Резко хряснула дверь, и взволнованный лакей, точно предупреждая о пожаре, сунулся, рявкнул и метнулся дальше — выкрикивать свою весть.
Втайне Марта была против этих жульнических, летучих обедов, за которые дерут втридорога, хотя дают дрянь, и это почти физическое ощущение лишней траты, смешанное с чувством, что кто-то надувает и, надувая, наживает, было так в ней сильно, что если б не тошный голод, она бы вовсе в столовый вагон не пошла. Сердито и смутно она позавидовала юнцу в очках, который при напоминании об обеде полез в карман пальто, висевшего рядом, и вытащил бутерброд. Сама же встала, взяла сумку под мышку. Драйер нашел фиолетовую ленточку в книге, заложил страницу и, выждав секунды две, как будто не мог сразу перейти из одного мира в другой, легонько хлопнул себя по коленям и выпрямился. Он тотчас заполнил все купе: был он один из тех людей, которые, несмотря на средний рост и умеренную плотность, производят впечатление громоздкости. Франц поджал ноги. Марта и за нею муж двинулись мимо него, вышли.

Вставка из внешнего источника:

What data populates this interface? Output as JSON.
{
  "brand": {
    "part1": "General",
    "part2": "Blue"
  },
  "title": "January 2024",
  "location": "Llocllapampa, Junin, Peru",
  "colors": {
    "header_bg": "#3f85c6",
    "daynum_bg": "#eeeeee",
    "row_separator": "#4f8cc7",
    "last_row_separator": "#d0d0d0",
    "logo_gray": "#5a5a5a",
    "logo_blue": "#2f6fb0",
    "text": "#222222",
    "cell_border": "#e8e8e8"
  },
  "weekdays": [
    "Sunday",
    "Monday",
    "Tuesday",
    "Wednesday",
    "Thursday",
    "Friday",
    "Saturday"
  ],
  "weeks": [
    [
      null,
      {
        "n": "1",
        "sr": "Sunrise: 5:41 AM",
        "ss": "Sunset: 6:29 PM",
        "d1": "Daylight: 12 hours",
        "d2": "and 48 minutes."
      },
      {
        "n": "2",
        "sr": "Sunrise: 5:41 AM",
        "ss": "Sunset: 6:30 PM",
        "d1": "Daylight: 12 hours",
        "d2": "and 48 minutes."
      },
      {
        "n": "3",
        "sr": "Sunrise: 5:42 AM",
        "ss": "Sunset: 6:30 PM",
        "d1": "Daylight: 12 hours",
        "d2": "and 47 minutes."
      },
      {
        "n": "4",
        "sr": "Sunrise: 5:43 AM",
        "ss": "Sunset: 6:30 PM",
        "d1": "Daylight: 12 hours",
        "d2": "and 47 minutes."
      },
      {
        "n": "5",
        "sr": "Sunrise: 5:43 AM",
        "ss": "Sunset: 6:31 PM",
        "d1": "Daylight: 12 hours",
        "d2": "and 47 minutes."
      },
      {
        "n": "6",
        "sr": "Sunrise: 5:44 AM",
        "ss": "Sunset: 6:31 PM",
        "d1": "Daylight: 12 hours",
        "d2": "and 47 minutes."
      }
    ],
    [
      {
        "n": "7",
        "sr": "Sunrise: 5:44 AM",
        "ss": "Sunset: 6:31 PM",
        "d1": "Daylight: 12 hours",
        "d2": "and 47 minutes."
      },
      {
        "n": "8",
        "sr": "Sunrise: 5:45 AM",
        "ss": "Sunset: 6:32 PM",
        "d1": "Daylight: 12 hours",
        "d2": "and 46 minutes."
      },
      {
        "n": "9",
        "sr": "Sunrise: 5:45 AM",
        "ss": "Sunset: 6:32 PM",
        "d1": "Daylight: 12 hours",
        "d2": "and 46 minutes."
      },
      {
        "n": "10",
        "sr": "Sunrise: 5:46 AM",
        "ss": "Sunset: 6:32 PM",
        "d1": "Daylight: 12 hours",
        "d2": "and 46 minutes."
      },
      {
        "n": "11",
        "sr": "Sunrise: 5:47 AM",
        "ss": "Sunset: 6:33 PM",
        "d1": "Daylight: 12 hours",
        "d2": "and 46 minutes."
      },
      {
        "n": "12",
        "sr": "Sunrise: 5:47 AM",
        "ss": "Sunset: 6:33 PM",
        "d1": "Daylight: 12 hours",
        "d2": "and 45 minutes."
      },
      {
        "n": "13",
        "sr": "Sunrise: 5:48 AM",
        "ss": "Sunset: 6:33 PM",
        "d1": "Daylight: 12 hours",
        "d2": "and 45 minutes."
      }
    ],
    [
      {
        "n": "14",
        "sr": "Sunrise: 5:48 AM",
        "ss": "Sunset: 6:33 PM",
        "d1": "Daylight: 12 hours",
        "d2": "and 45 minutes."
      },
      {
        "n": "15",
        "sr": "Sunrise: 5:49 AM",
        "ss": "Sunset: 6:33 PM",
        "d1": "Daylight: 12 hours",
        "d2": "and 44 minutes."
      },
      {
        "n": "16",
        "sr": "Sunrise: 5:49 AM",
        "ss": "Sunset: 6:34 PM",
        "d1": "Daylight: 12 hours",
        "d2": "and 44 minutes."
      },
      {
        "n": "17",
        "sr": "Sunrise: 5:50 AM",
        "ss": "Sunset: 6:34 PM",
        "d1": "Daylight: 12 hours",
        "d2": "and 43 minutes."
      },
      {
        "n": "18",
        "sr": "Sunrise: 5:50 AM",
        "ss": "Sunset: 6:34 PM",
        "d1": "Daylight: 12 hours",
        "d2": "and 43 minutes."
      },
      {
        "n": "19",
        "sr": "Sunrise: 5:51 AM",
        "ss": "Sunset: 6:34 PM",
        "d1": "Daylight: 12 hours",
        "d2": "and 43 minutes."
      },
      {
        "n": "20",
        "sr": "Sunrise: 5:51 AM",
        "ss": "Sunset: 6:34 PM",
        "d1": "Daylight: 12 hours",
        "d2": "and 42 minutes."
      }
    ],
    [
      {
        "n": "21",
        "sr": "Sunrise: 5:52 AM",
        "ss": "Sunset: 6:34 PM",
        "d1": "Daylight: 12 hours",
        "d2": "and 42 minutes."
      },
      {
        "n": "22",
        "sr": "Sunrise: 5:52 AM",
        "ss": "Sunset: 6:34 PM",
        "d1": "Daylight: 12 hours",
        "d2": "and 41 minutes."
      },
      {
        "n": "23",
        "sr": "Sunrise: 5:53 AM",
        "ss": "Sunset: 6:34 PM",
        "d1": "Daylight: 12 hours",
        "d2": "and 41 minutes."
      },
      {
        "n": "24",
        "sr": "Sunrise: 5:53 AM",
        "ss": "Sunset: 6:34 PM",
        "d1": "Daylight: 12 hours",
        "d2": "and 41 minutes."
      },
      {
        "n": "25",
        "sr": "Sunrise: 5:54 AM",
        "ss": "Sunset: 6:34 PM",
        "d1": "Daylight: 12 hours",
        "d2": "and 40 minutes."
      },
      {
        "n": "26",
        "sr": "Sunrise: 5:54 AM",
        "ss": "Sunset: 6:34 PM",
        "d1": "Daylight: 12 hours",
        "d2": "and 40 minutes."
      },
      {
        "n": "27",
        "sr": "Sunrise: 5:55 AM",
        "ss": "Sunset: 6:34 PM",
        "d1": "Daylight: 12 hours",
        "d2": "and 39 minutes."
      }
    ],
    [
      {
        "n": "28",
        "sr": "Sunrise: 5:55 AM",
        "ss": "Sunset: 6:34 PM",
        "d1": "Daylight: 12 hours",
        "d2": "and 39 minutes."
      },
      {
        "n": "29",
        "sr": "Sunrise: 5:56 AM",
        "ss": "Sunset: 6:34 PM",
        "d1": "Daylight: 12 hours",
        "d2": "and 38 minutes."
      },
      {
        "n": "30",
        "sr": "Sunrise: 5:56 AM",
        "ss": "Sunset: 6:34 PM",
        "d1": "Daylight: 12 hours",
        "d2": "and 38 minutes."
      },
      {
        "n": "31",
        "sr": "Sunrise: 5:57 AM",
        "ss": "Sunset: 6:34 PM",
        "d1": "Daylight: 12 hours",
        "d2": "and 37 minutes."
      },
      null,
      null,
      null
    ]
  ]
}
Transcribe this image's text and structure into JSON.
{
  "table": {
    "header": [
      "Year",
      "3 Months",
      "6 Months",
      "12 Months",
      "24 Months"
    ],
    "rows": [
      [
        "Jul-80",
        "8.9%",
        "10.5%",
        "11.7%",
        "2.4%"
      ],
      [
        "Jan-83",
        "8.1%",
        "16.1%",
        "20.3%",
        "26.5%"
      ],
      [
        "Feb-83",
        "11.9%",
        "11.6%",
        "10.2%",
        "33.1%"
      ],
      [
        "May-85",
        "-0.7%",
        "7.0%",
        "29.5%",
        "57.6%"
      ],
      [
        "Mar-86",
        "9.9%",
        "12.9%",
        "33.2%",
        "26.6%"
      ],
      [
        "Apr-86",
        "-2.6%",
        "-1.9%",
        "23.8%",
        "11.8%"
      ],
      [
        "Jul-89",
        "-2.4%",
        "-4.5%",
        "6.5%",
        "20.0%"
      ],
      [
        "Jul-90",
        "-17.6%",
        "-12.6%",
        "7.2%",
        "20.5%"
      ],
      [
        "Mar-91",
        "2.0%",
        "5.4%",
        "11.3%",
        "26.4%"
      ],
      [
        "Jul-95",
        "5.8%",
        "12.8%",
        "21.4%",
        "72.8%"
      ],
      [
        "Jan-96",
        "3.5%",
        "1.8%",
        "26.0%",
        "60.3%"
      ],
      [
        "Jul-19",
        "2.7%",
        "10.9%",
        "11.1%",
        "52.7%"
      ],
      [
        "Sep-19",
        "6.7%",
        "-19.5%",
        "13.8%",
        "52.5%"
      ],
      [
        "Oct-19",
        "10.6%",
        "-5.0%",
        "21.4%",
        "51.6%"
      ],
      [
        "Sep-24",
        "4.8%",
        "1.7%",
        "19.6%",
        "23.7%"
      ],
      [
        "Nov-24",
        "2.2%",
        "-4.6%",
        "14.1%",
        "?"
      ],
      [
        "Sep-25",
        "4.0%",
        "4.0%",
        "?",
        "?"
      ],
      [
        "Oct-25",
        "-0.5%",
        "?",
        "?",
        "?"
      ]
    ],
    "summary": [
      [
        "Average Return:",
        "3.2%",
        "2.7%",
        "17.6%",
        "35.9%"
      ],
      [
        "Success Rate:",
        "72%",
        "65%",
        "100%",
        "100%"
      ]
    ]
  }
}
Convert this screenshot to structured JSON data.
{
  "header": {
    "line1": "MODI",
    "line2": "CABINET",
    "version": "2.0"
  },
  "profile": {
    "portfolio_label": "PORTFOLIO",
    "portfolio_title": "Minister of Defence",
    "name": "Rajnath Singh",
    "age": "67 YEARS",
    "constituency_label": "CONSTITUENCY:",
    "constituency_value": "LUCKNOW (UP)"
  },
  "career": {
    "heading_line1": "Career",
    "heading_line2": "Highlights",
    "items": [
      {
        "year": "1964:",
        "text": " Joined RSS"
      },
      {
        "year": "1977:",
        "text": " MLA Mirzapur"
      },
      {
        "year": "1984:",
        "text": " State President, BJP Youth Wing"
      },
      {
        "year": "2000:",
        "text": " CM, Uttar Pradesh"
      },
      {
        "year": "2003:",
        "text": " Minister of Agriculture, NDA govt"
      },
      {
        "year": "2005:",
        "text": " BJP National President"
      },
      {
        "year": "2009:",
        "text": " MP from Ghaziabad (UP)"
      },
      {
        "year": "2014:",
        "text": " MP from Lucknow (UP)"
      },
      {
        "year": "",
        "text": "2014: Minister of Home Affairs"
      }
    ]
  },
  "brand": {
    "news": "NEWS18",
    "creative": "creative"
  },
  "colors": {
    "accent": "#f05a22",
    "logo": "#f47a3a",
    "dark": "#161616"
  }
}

Франц остался с серым бутербродом в опустевшем купе. Он жевал и глядел в окно. Поднимался по диагонали окна зеленый откос, заполнил окно доверху, затем, разрешив железный аккорд, грохотнул сверху мост, и мгновенно зеленый скат пропал, распахнулся свободный вид, луга, ивы вдоль ручья, лиловатые гряды капусты. Франц проглотил последний кусок, поерзал, прикрыл глаза.
Столица… В самом названии этой незнакомой еще столицы — в увесистом грохоте первого слога и в легком звоне второго — было для него что-то волнующее. Экспресс уже как будто мчал его по знаменитому проспекту, обсаженному исполинскими древними липами, под которыми кипела цветистая толпа. Промчал экспресс мимо этих лип, пышно выросших из названия проспекта, и влетел под огромную арку в перламутровых блестках. Дальше был увлекательный туман, где поворачивалась фотографическая открытка, — сквозная башня в расплывчатых огнях, на черном фоне. Она исчезла, и в сияющем магазине, среди золоченых болванок, изображавших торсы, и чистых зеркал, и стеклянных прилавков, Франц разгуливал в визитке, в полосатых штанах, в белых гетрах и плавным движением руки направлял покупателей в нужные им отделы. Это уже была не совсем сознательная игра мысли, но еще не сон; и в тот миг, когда сон собрался его подкосить, Франц опять овладел собой, направил мысли по собственному усмотрению, оголил плечи даме, только что сидевшей у окна, прикинул, — взволнован ли он? — затем, сохранив голые плечи, переменил голову, подставил лицо той семнадцатилетней горничной, которая испарилась с серебряной суповой ложкой до того, как он успел ей объясниться в любви; но и эту голову он затушевал и вместо нее приделал лицо одной из тех лихих столичных красавиц, которые встречаются главным образом на ликерных и папиросных рекламах; и только тогда образ ожил: гологрудая дама подняла к пунцовым губам рюмку, покачивая ажурной ногой, с которой спадала красная туфелька без задника. Туфелька свалилась, и Франц, нагнувшись за ней, пошатнулся, мягко нырнул в темную дремоту. Он спал с разинутым ртом, так что были на его бледном лице три дырки: две блестящих, — стекла очков, и одна черная — рот. Драйер это отметил, когда, час спустя, вернулся с женой из вагона-ресторана. Они молча переступили через протянутую мертвую ногу. Марта положила сумку на откидной столик под окном, и никелевый глазок сумки сразу ожил, мелко заиграл зеленым блеском. Драйер закурил сигару.